Chief information security officers (CISOs) have become part of the C-level team because of the importance of cyber security, writes Tallen Harmsen, head of Cyber Security at IndigoCube – and they’re really there to help the board members and C-level executives know and understand the organisation’s position on cyber security in language they can understand.

The results of breaches range from fairly benign to arguably catastrophic, depending on your perspective. Some Johannesburg residents could argue the latter given the ransomware attack on City Power. It left them without power after they could not buy electricity, upload invoices, nor access City Power’s website, according to a tweet by City Power.

In the end someone must always be held accountable. Laws and regulation today make it the responsibility of chief executives rather than their teams. Recent Forrester research indicates that 51% of respondents ID the CEO or the board of directors as accountable for data. That used to be the IT department’s responsibility so it’s a major shift.

The four hurdles to sharing the organisation’s security posture are:

  1. Identifying the most useful data security and risk metrics;
  2. Translating the data security risk into business risk;
  3. Communicating the real-time insights on the most critical data; and
  4. Identifying and classifying the company’s most critical data.

You have to give busy executives who may not be IT experts – although certainly IT literate – quick overviews that can just as rapidly become detailed reports. The best way to achieve those is smart dashboards that give them the tools they need to proactively stay ahead of the game. They can see colour-coded dashboard views with the drill-down capabilities to access the granular data, should they need to. And it must all be based on integrated data from across the organisation and potentially some from external sources, too.

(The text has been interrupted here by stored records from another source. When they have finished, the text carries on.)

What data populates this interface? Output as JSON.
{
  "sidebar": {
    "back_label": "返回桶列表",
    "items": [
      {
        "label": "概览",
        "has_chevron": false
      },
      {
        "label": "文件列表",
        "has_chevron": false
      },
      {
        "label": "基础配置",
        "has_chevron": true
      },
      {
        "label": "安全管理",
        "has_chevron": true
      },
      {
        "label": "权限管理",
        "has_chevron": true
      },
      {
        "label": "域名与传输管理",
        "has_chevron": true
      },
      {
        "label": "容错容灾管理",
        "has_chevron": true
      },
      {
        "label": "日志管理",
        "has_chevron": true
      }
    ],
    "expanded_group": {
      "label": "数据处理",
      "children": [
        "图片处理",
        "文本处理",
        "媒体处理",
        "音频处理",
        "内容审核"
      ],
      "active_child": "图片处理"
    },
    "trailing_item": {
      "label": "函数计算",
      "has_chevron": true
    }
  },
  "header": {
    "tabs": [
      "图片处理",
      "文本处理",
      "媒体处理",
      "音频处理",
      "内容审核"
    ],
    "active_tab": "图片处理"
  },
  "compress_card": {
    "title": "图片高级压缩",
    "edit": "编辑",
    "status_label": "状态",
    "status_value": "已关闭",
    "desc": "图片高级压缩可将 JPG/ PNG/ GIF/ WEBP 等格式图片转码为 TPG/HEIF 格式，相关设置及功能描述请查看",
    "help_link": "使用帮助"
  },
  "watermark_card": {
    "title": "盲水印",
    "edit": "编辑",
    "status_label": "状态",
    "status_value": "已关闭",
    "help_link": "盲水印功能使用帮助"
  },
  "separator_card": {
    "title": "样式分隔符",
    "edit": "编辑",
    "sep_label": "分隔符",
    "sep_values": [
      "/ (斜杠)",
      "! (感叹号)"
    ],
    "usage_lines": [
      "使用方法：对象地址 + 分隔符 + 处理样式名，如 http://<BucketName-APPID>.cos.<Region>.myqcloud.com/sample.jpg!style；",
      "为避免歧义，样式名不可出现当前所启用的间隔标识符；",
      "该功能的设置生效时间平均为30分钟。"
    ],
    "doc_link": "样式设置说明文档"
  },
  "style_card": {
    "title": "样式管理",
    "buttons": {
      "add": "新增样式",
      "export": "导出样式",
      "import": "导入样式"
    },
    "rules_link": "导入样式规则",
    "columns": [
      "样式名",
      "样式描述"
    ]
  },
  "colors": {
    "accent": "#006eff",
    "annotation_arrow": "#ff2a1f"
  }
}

The threat environment is a lot more complex today than ever before. Attacks come from inside and outside the network. You can also glean a lot of information that points to potential attacks before they happen, effectively forewarning people. Some of that information comes from internal systems, some of it comes from social platforms, and some even the dark web.

Visually representing the information gives busy executives a quick way to check the health and zoom in on areas that may need attention. Attacks don’t always conveniently occur during business hours. So the intelligent visibility of smart tools also allows businesses to establish automatic alerts based on thresholds, advanced intelligence, and machine learning. They keep entire, relevant teams in the loop on a real-time basis.

The security scenario today is complex and we need integrated visibility across the entire business so we can proactively manage the risks. PoPI, GDPR and other regulations make individual people responsible even though they have neither direct contact with the data nor the systems that control them. But now they have the tools that help them and all their relevant team players stay on top of the situation.

They can instantly see which lines of business have the highest risk levels. They can identify their crown jewels. They can see what’s protected and what’s exposed. They can see where the data sits. They have a list of any outstanding compliance issues and recommended remedial action. They can see how sensitive information flows through the business. They can see what applications, processes and people access and use the data.

That’s essential information in the current threat environment.